# The PA lobby wins another one?



## larryb (Jul 22, 2010)

A SE USA contractor brought up GA State House Bill HB 423. Part of that bill contains the following language:

http://www1.legis.ga.gov/legis/2011_12/sum/hb423.htm

"(e) A residential roofing contractor shall not represent or negotiate, or offer or advertise to represent or negotiate, on behalf of an owner or possessor of residential real estate on any insurance claim in connection with the repair or replacement of roof systems. This subsection shall not apply to a public adjuster licensed under Chapter 23 of Title 33."

Here is a list of the Chief and co-authors/sponsors:

Howard Maxwell (R), whom I believe is the chief author, is an Allstate agent. 

Golich (R) is an attorney - SE regional counsel for Allstate Ins.
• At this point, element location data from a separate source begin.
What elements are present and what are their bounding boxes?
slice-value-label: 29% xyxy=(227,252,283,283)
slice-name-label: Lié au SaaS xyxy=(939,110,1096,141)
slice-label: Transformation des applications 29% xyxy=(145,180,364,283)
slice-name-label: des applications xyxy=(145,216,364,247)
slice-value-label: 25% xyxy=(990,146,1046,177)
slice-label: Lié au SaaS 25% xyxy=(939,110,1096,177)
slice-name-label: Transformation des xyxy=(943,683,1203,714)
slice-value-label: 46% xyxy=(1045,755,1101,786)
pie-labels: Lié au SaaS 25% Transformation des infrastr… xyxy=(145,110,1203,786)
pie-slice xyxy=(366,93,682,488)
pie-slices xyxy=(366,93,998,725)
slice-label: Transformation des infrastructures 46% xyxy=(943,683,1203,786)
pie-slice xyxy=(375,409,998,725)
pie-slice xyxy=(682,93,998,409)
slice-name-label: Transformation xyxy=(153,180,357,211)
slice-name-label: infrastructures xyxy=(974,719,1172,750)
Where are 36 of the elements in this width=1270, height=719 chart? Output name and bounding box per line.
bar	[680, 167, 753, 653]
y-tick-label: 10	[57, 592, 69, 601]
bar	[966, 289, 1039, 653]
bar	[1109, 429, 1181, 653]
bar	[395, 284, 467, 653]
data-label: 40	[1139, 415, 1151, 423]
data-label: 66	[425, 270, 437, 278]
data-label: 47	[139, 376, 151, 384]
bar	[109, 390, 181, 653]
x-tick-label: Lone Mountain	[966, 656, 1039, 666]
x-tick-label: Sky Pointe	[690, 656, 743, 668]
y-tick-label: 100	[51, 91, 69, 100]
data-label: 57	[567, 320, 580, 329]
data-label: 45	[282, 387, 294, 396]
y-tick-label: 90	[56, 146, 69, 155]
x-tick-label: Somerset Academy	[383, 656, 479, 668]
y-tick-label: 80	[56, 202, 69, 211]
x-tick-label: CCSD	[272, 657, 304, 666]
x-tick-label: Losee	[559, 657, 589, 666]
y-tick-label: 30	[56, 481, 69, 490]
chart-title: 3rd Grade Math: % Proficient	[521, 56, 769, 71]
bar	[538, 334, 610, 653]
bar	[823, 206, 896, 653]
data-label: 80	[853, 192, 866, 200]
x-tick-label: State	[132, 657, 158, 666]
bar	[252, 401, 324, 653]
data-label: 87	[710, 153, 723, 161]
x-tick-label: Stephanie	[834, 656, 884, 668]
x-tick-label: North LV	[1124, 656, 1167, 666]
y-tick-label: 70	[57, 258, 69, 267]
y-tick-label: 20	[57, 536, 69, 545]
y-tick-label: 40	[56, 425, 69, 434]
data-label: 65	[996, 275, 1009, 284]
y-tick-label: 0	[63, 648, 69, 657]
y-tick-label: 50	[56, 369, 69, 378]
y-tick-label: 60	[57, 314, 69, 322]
Hembree (R) - is an ins agent with Nationwide

Quincy (D) - is an ins agent with Allstate

Hugley (D) - is an ins agent with State Farm

Rogers (R) - is an ins agent with AmFam

All geniuses, no doubt. Keep writing those high priced policies while keeping claims payments as low as possible by attempting to prohibit the people who know best (contractors) from making sure their ins co's pay for all the damage and do so at RTA instead of Xactimate "mid-range" pricing, I guess.

I'll be sending an email to each inquiring as to their loyalties. Their customers or their companies? Looks like their companies come first.

Not likely that, once explained to them, any of their premium paying constiuents will be pleased.


----------